Die Putin-Biografin Fiona Hill teilt diese Ansicht. "Trotz allem Säbelrasseln", sagt sie, "wollen Putin und der Kreml keinen Krieg mit der Nato." Auch Dmitri Trenin, der Chef des Moskauer Carnegie-Zentrums, sieht die Lage gelassen: "Die baltischen Staaten und Polen sollten sich sicher fühlen. Russland will ihnen nicht ans Zeug."

Militärisches Denken darf die Diplomatie nicht überwuchern

Was aber, wenn der Kremlherr die Versuchung spüren sollte, nach dem Muster der Ukraine gegen weitere Staaten "hybride" Kriege zu führen?

Ihn davon abzuschrecken, war genau der Zweck der Nato-Übung "Noble Jump". Sie zeigte: Mit Putins "grünen Männchen" würde die Nato fertig.

Das musste dem Kremlherrn wohl einmal vor Augen geführt werden. Auch der amerikanische Plan, in den osteuropäischen Nato-Staaten Waffen und Gerät zu stationieren, ergibt unter diesem Aspekt wohl Sinn. Bloß darf das militärische Denken das diplomatische Handeln nicht überwuchern. Abschreckung und Eindämmung sind nur eine Seite der Medaille. Die andere – Staatskunst im klassischen Sinn – darf nicht leer bleiben. Der Grundsatz der Entspannungspolitik, wie sie Willy Brandt und Helmut Schmidt verfolgten, ist auch heute richtig: Rüsten und Reden.

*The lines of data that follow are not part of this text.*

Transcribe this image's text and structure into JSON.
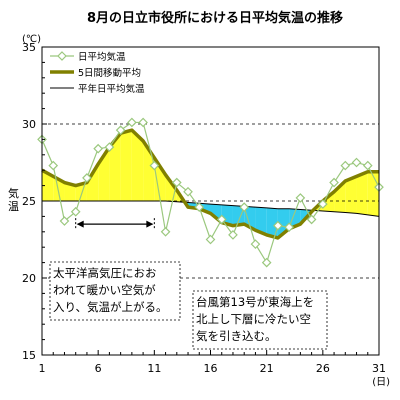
{
  "chart_data": {
    "type": "line",
    "title": "8月の日立市役所における日平均気温の推移",
    "y_unit": "(℃)",
    "ylabel": "気温",
    "x_unit": "(日)",
    "ylim": [
      15,
      35
    ],
    "xlim": [
      1,
      31
    ],
    "y_ticks": [
      15,
      20,
      25,
      30,
      35
    ],
    "x_ticks": [
      1,
      6,
      11,
      16,
      21,
      26,
      31
    ],
    "y_gridlines": [
      20,
      25,
      30
    ],
    "x": [
      1,
      2,
      3,
      4,
      5,
      6,
      7,
      8,
      9,
      10,
      11,
      12,
      13,
      14,
      15,
      16,
      17,
      18,
      19,
      20,
      21,
      22,
      23,
      24,
      25,
      26,
      27,
      28,
      29,
      30,
      31
    ],
    "series": [
      {
        "name": "日平均気温",
        "color": "#9bc87e",
        "marker": "diamond",
        "values": [
          29.0,
          27.3,
          23.7,
          24.3,
          26.5,
          28.4,
          28.5,
          29.6,
          30.1,
          30.1,
          27.3,
          23.0,
          26.2,
          25.6,
          24.6,
          22.5,
          23.8,
          22.8,
          24.6,
          22.2,
          21.0,
          23.4,
          23.3,
          25.2,
          23.8,
          24.8,
          26.2,
          27.3,
          27.5,
          27.3,
          25.9
        ]
      },
      {
        "name": "5日間移動平均",
        "color": "#808000",
        "values": [
          27.0,
          26.6,
          26.2,
          26.0,
          26.2,
          27.4,
          28.5,
          29.4,
          29.6,
          28.9,
          27.8,
          26.7,
          25.7,
          24.6,
          24.5,
          24.2,
          23.6,
          23.4,
          23.5,
          23.1,
          22.8,
          22.6,
          23.2,
          23.5,
          24.3,
          25.0,
          25.6,
          26.3,
          26.6,
          26.9,
          26.9
        ]
      },
      {
        "name": "平年日平均気温",
        "color": "#000000",
        "values": [
          25.0,
          25.0,
          25.0,
          25.0,
          25.0,
          25.0,
          25.0,
          25.0,
          25.0,
          25.0,
          25.0,
          25.0,
          24.95,
          24.9,
          24.85,
          24.8,
          24.75,
          24.7,
          24.65,
          24.6,
          24.55,
          24.5,
          24.5,
          24.45,
          24.4,
          24.35,
          24.3,
          24.25,
          24.2,
          24.1,
          24.0
        ]
      }
    ],
    "fill_above_color": "#ffff33",
    "fill_below_color": "#33ccee",
    "legend_position": "top-left",
    "annotations": [
      {
        "lines": [
          "太平洋高気圧におお",
          "われて暖かい空気が",
          "入り、気温が上がる。"
        ],
        "arrow_from_day": 4,
        "arrow_to_day": 11,
        "arrow_y": 23.5
      },
      {
        "lines": [
          "台風第13号が東海上を",
          "北上し下層に冷たい空",
          "気を引き込む。"
        ],
        "arrow_from_day": 15,
        "arrow_to_day": 24,
        "arrow_y": 17.8
      }
    ]
  }
}
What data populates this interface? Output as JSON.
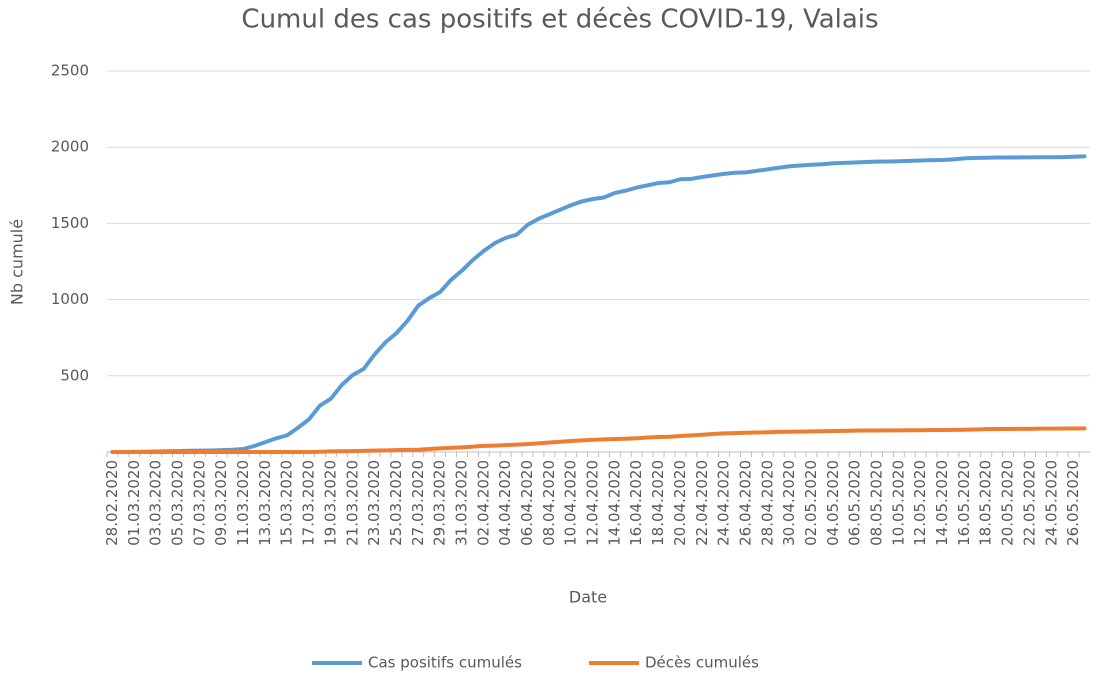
{
  "chart_data": {
    "type": "line",
    "title": "Cumul des cas positifs et décès COVID-19, Valais",
    "x_label": "Date",
    "y_label": "Nb cumulé",
    "categories": [
      "28.02.2020",
      null,
      "01.03.2020",
      null,
      "03.03.2020",
      null,
      "05.03.2020",
      null,
      "07.03.2020",
      null,
      "09.03.2020",
      null,
      "11.03.2020",
      null,
      "13.03.2020",
      null,
      "15.03.2020",
      null,
      "17.03.2020",
      null,
      "19.03.2020",
      null,
      "21.03.2020",
      null,
      "23.03.2020",
      null,
      "25.03.2020",
      null,
      "27.03.2020",
      null,
      "29.03.2020",
      null,
      "31.03.2020",
      null,
      "02.04.2020",
      null,
      "04.04.2020",
      null,
      "06.04.2020",
      null,
      "08.04.2020",
      null,
      "10.04.2020",
      null,
      "12.04.2020",
      null,
      "14.04.2020",
      null,
      "16.04.2020",
      null,
      "18.04.2020",
      null,
      "20.04.2020",
      null,
      "22.04.2020",
      null,
      "24.04.2020",
      null,
      "26.04.2020",
      null,
      "28.04.2020",
      null,
      "30.04.2020",
      null,
      "02.05.2020",
      null,
      "04.05.2020",
      null,
      "06.05.2020",
      null,
      "08.05.2020",
      null,
      "10.05.2020",
      null,
      "12.05.2020",
      null,
      "14.05.2020",
      null,
      "16.05.2020",
      null,
      "18.05.2020",
      null,
      "20.05.2020",
      null,
      "22.05.2020",
      null,
      "24.05.2020",
      null,
      "26.05.2020",
      null
    ],
    "series": [
      {
        "name": "Cas positifs cumulés",
        "color": "#5b9bd5",
        "values": [
          0,
          0,
          1,
          2,
          3,
          5,
          6,
          8,
          9,
          10,
          12,
          15,
          20,
          40,
          65,
          90,
          110,
          160,
          215,
          305,
          350,
          440,
          505,
          545,
          640,
          720,
          780,
          860,
          960,
          1010,
          1050,
          1130,
          1190,
          1260,
          1320,
          1370,
          1405,
          1425,
          1490,
          1530,
          1560,
          1590,
          1620,
          1645,
          1660,
          1670,
          1700,
          1715,
          1735,
          1750,
          1765,
          1770,
          1790,
          1792,
          1805,
          1815,
          1825,
          1832,
          1835,
          1845,
          1855,
          1865,
          1875,
          1880,
          1885,
          1888,
          1895,
          1897,
          1900,
          1903,
          1905,
          1906,
          1908,
          1910,
          1913,
          1915,
          1916,
          1920,
          1927,
          1930,
          1931,
          1932,
          1932,
          1933,
          1933,
          1934,
          1934,
          1935,
          1937,
          1940
        ]
      },
      {
        "name": "Décès cumulés",
        "color": "#ed7d31",
        "values": [
          0,
          0,
          0,
          0,
          0,
          0,
          0,
          0,
          0,
          0,
          0,
          0,
          0,
          0,
          0,
          0,
          0,
          0,
          0,
          2,
          4,
          5,
          6,
          7,
          9,
          11,
          12,
          14,
          15,
          20,
          24,
          27,
          30,
          35,
          40,
          42,
          45,
          48,
          52,
          57,
          62,
          67,
          72,
          76,
          80,
          83,
          85,
          87,
          90,
          95,
          98,
          100,
          105,
          109,
          113,
          118,
          122,
          124,
          126,
          128,
          130,
          132,
          133,
          134,
          135,
          136,
          138,
          139,
          140,
          141,
          141,
          142,
          142,
          143,
          143,
          144,
          144,
          145,
          146,
          148,
          150,
          151,
          151,
          152,
          152,
          153,
          153,
          154,
          154,
          155
        ]
      }
    ],
    "ylim": [
      0,
      2500
    ],
    "yticks": [
      500,
      1000,
      1500,
      2000,
      2500
    ],
    "grid": true,
    "legend": "bottom"
  }
}
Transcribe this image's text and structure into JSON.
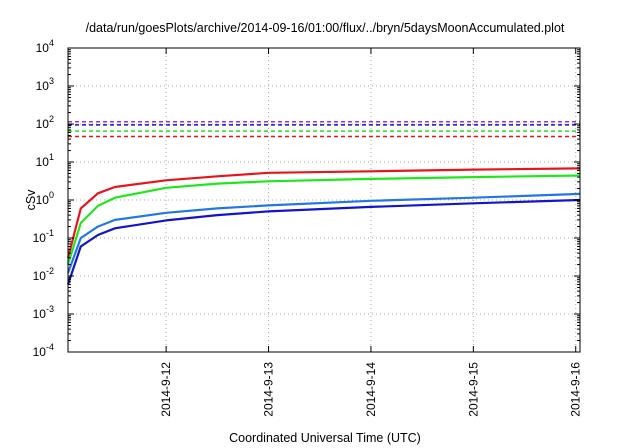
{
  "chart_data": {
    "type": "line",
    "title": "/data/run/goesPlots/archive/2014-09-16/01:00/flux/../bryn/5daysMoonAccumulated.plot",
    "xlabel": "Coordinated Universal Time (UTC)",
    "ylabel": "cSv",
    "y_scale": "log",
    "ylim": [
      0.0001,
      10000
    ],
    "xlim": [
      "2014-09-11T01:00",
      "2014-09-16T01:00"
    ],
    "x_ticks": [
      "2014-9-12",
      "2014-9-13",
      "2014-9-14",
      "2014-9-15",
      "2014-9-16"
    ],
    "y_ticks": [
      {
        "value": 0.0001,
        "base": "10",
        "exp": "-4"
      },
      {
        "value": 0.001,
        "base": "10",
        "exp": "-3"
      },
      {
        "value": 0.01,
        "base": "10",
        "exp": "-2"
      },
      {
        "value": 0.1,
        "base": "10",
        "exp": "-1"
      },
      {
        "value": 1,
        "base": "10",
        "exp": "0"
      },
      {
        "value": 10,
        "base": "10",
        "exp": "1"
      },
      {
        "value": 100,
        "base": "10",
        "exp": "2"
      },
      {
        "value": 1000,
        "base": "10",
        "exp": "3"
      },
      {
        "value": 10000,
        "base": "10",
        "exp": "4"
      }
    ],
    "grid": true,
    "series": [
      {
        "color": "#e8141c",
        "style": "solid",
        "x": [
          "2014-09-11T01:00",
          "2014-09-11T04:00",
          "2014-09-11T08:00",
          "2014-09-11T12:00",
          "2014-09-12T00:00",
          "2014-09-12T12:00",
          "2014-09-13T00:00",
          "2014-09-14T00:00",
          "2014-09-15T00:00",
          "2014-09-16T01:00"
        ],
        "y": [
          0.03,
          0.6,
          1.5,
          2.2,
          3.3,
          4.2,
          5.2,
          5.7,
          6.3,
          6.8
        ]
      },
      {
        "color": "#1ee81a",
        "style": "solid",
        "x": [
          "2014-09-11T01:00",
          "2014-09-11T04:00",
          "2014-09-11T08:00",
          "2014-09-11T12:00",
          "2014-09-12T00:00",
          "2014-09-12T12:00",
          "2014-09-13T00:00",
          "2014-09-14T00:00",
          "2014-09-15T00:00",
          "2014-09-16T01:00"
        ],
        "y": [
          0.02,
          0.25,
          0.7,
          1.15,
          2.1,
          2.7,
          3.1,
          3.6,
          4.0,
          4.4
        ]
      },
      {
        "color": "#2277e6",
        "style": "solid",
        "x": [
          "2014-09-11T01:00",
          "2014-09-11T04:00",
          "2014-09-11T08:00",
          "2014-09-11T12:00",
          "2014-09-12T00:00",
          "2014-09-12T12:00",
          "2014-09-13T00:00",
          "2014-09-14T00:00",
          "2014-09-15T00:00",
          "2014-09-16T01:00"
        ],
        "y": [
          0.012,
          0.1,
          0.2,
          0.3,
          0.46,
          0.6,
          0.72,
          0.95,
          1.15,
          1.45
        ]
      },
      {
        "color": "#1414cc",
        "style": "solid",
        "x": [
          "2014-09-11T01:00",
          "2014-09-11T04:00",
          "2014-09-11T08:00",
          "2014-09-11T12:00",
          "2014-09-12T00:00",
          "2014-09-12T12:00",
          "2014-09-13T00:00",
          "2014-09-14T00:00",
          "2014-09-15T00:00",
          "2014-09-16T01:00"
        ],
        "y": [
          0.006,
          0.06,
          0.12,
          0.18,
          0.29,
          0.4,
          0.5,
          0.66,
          0.82,
          1.0
        ]
      },
      {
        "color": "#9b30d9",
        "style": "dashed",
        "y_const": 115
      },
      {
        "color": "#1414cc",
        "style": "dashed",
        "y_const": 95
      },
      {
        "color": "#1ee81a",
        "style": "dashed",
        "y_const": 65
      },
      {
        "color": "#e8141c",
        "style": "dashed",
        "y_const": 47
      }
    ]
  }
}
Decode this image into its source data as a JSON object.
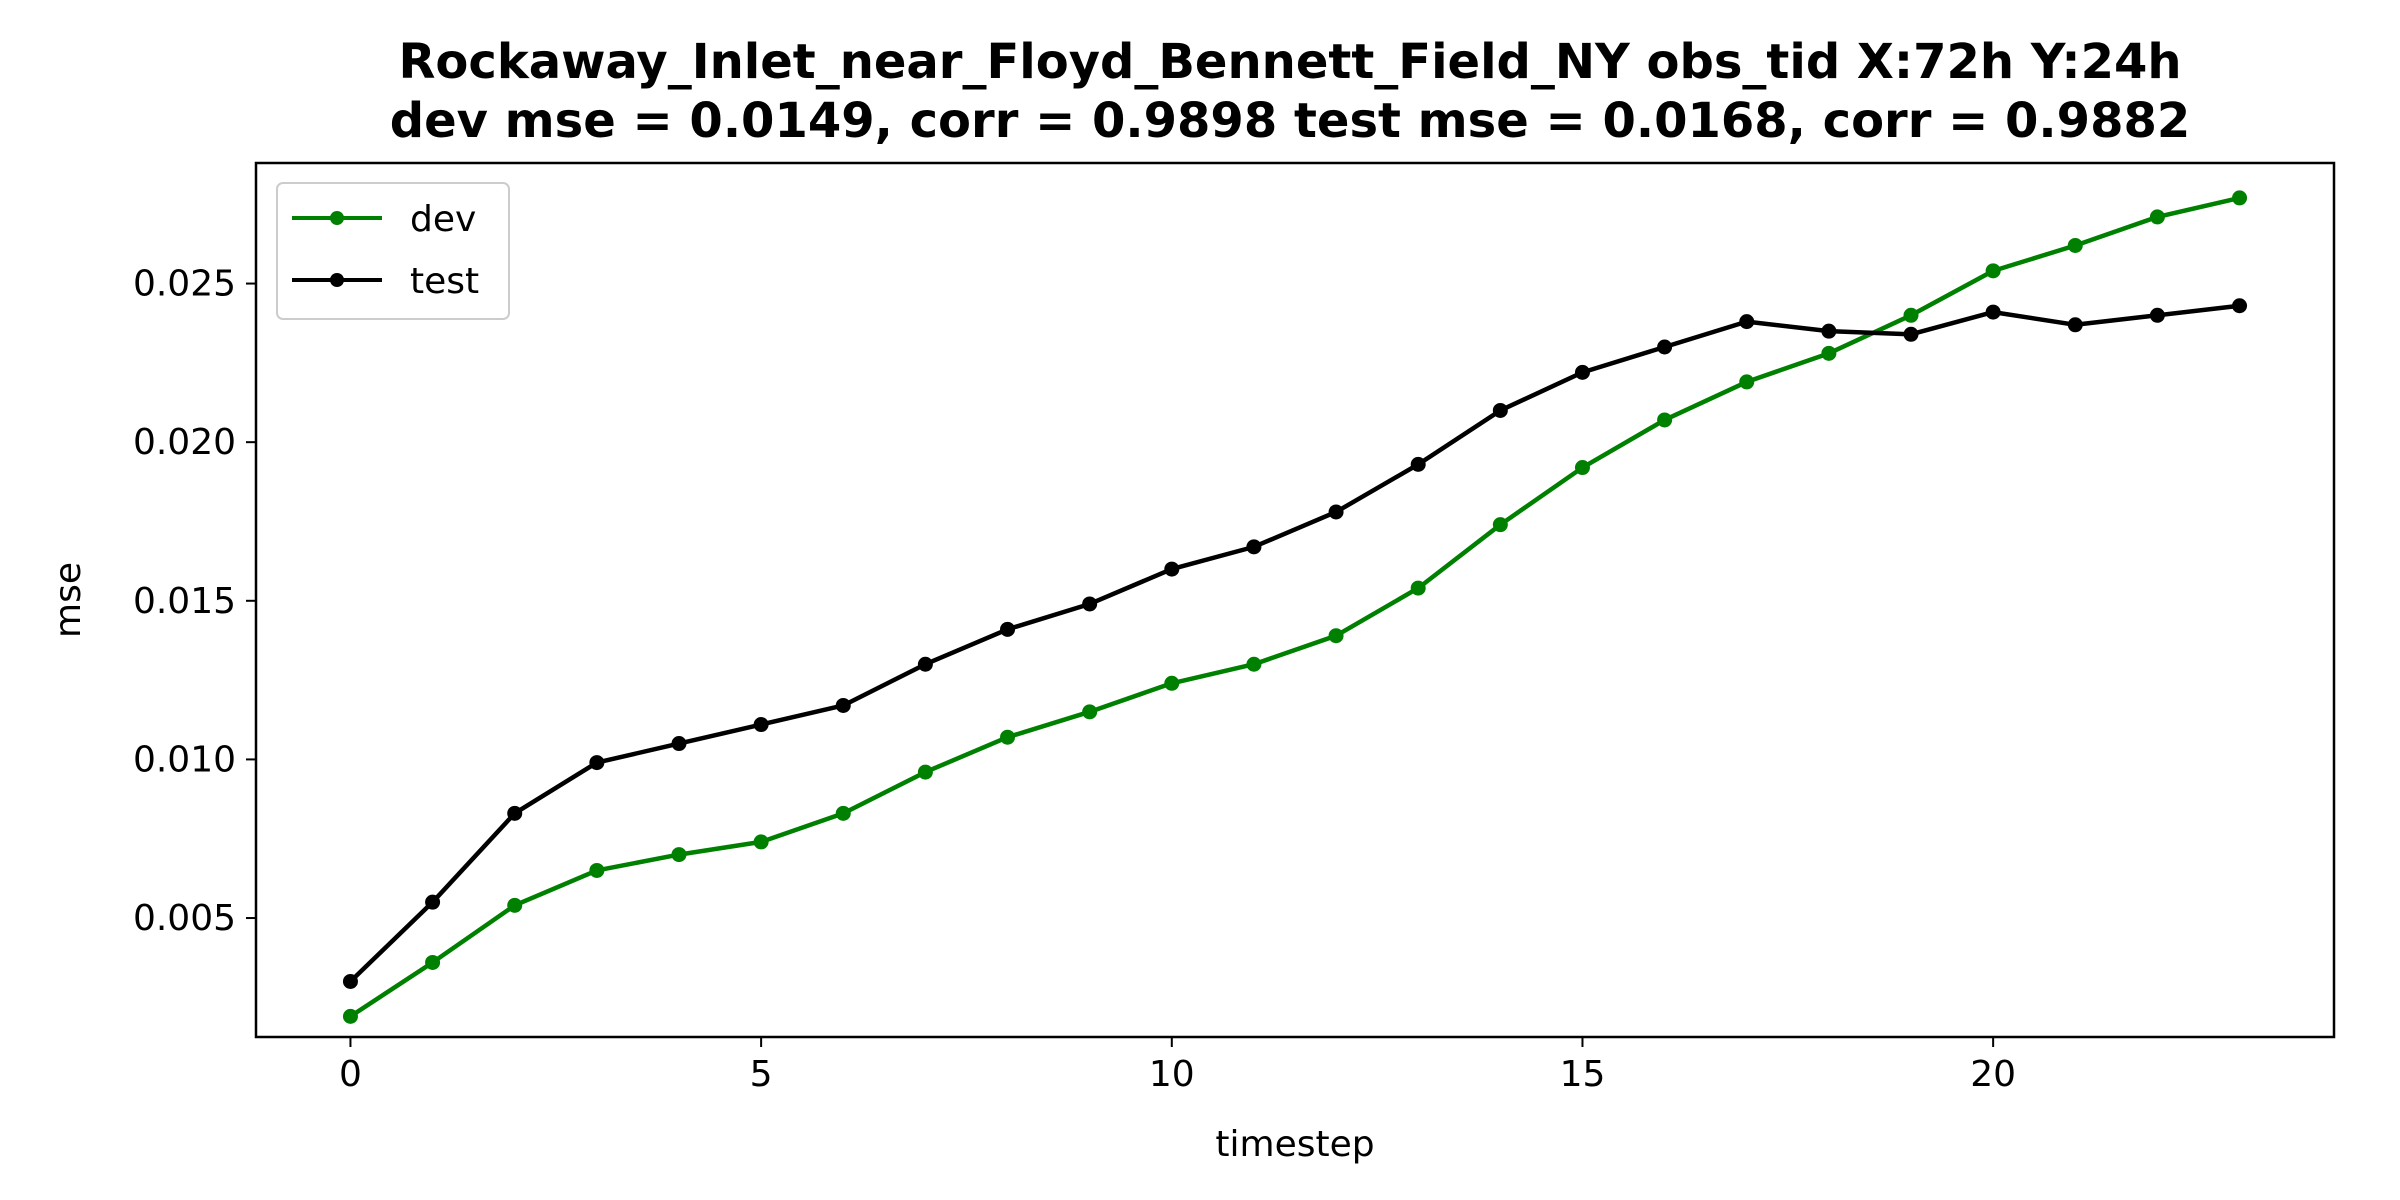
{
  "chart_data": {
    "type": "line",
    "title": [
      "Rockaway_Inlet_near_Floyd_Bennett_Field_NY   obs_tid   X:72h   Y:24h",
      "dev mse = 0.0149, corr = 0.9898   test mse = 0.0168, corr = 0.9882"
    ],
    "xlabel": "timestep",
    "ylabel": "mse",
    "x": [
      0,
      1,
      2,
      3,
      4,
      5,
      6,
      7,
      8,
      9,
      10,
      11,
      12,
      13,
      14,
      15,
      16,
      17,
      18,
      19,
      20,
      21,
      22,
      23
    ],
    "xlim": [
      -1.15,
      24.15
    ],
    "ylim": [
      0.00125,
      0.0288
    ],
    "xticks": [
      0,
      5,
      10,
      15,
      20
    ],
    "xtick_labels": [
      "0",
      "5",
      "10",
      "15",
      "20"
    ],
    "yticks": [
      0.005,
      0.01,
      0.015,
      0.02,
      0.025
    ],
    "ytick_labels": [
      "0.005",
      "0.010",
      "0.015",
      "0.020",
      "0.025"
    ],
    "grid": false,
    "legend_position": "top-left",
    "series": [
      {
        "name": "dev",
        "color": "#008000",
        "values": [
          0.0019,
          0.0036,
          0.0054,
          0.0065,
          0.007,
          0.0074,
          0.0083,
          0.0096,
          0.0107,
          0.0115,
          0.0124,
          0.013,
          0.0139,
          0.0154,
          0.0174,
          0.0192,
          0.0207,
          0.0219,
          0.0228,
          0.024,
          0.0254,
          0.0262,
          0.0271,
          0.0277
        ]
      },
      {
        "name": "test",
        "color": "#000000",
        "values": [
          0.003,
          0.0055,
          0.0083,
          0.0099,
          0.0105,
          0.0111,
          0.0117,
          0.013,
          0.0141,
          0.0149,
          0.016,
          0.0167,
          0.0178,
          0.0193,
          0.021,
          0.0222,
          0.023,
          0.0238,
          0.0235,
          0.0234,
          0.0241,
          0.0237,
          0.024,
          0.0243
        ]
      }
    ]
  }
}
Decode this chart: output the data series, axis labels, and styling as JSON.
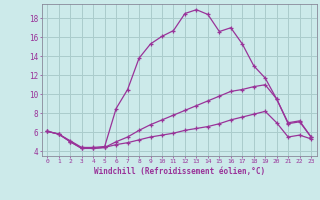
{
  "xlabel": "Windchill (Refroidissement éolien,°C)",
  "bg_color": "#cceaea",
  "grid_color": "#aacccc",
  "line_color": "#993399",
  "spine_color": "#888899",
  "xlim": [
    -0.5,
    23.5
  ],
  "ylim": [
    3.5,
    19.5
  ],
  "xticks": [
    0,
    1,
    2,
    3,
    4,
    5,
    6,
    7,
    8,
    9,
    10,
    11,
    12,
    13,
    14,
    15,
    16,
    17,
    18,
    19,
    20,
    21,
    22,
    23
  ],
  "yticks": [
    4,
    6,
    8,
    10,
    12,
    14,
    16,
    18
  ],
  "line1_x": [
    0,
    1,
    2,
    3,
    4,
    5,
    6,
    7,
    8,
    9,
    10,
    11,
    12,
    13,
    14,
    15,
    16,
    17,
    18,
    19,
    20,
    21,
    22,
    23
  ],
  "line1_y": [
    6.1,
    5.8,
    5.1,
    4.4,
    4.4,
    4.5,
    8.5,
    10.5,
    13.8,
    15.3,
    16.1,
    16.7,
    18.5,
    18.9,
    18.4,
    16.6,
    17.0,
    15.3,
    13.0,
    11.7,
    9.5,
    6.9,
    7.1,
    5.5
  ],
  "line2_x": [
    0,
    1,
    2,
    3,
    4,
    5,
    6,
    7,
    8,
    9,
    10,
    11,
    12,
    13,
    14,
    15,
    16,
    17,
    18,
    19,
    20,
    21,
    22,
    23
  ],
  "line2_y": [
    6.1,
    5.8,
    5.0,
    4.3,
    4.3,
    4.4,
    5.0,
    5.5,
    6.2,
    6.8,
    7.3,
    7.8,
    8.3,
    8.8,
    9.3,
    9.8,
    10.3,
    10.5,
    10.8,
    11.0,
    9.5,
    7.0,
    7.2,
    5.5
  ],
  "line3_x": [
    0,
    1,
    2,
    3,
    4,
    5,
    6,
    7,
    8,
    9,
    10,
    11,
    12,
    13,
    14,
    15,
    16,
    17,
    18,
    19,
    20,
    21,
    22,
    23
  ],
  "line3_y": [
    6.1,
    5.8,
    5.0,
    4.3,
    4.3,
    4.4,
    4.7,
    4.9,
    5.2,
    5.5,
    5.7,
    5.9,
    6.2,
    6.4,
    6.6,
    6.9,
    7.3,
    7.6,
    7.9,
    8.2,
    7.0,
    5.5,
    5.7,
    5.3
  ]
}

Das erste Etappenziel muss jetzt sein, dass beide Seiten drei Schritte vom Rand des Abgrunds zurücktreten. Das zweite Ziel wäre dann, Minsk II zu verwirklichen – oder aber – wenn sich dies als nicht machbar herausstellen sollte –, den Ukraine-Konflikt einzufrieren, bis er sich auf die eine oder andere Weise erledigt. Das dritte Ziel freilich – auf einen Ausgleich mit Moskau hinzuarbeiten – braucht strategische Geduld. Vielleicht wird erst die nächste Generation diesen Ausgleich schaffen: wenn Chinas Expansionsdruck den Russen die Luft zum Atmen raubt.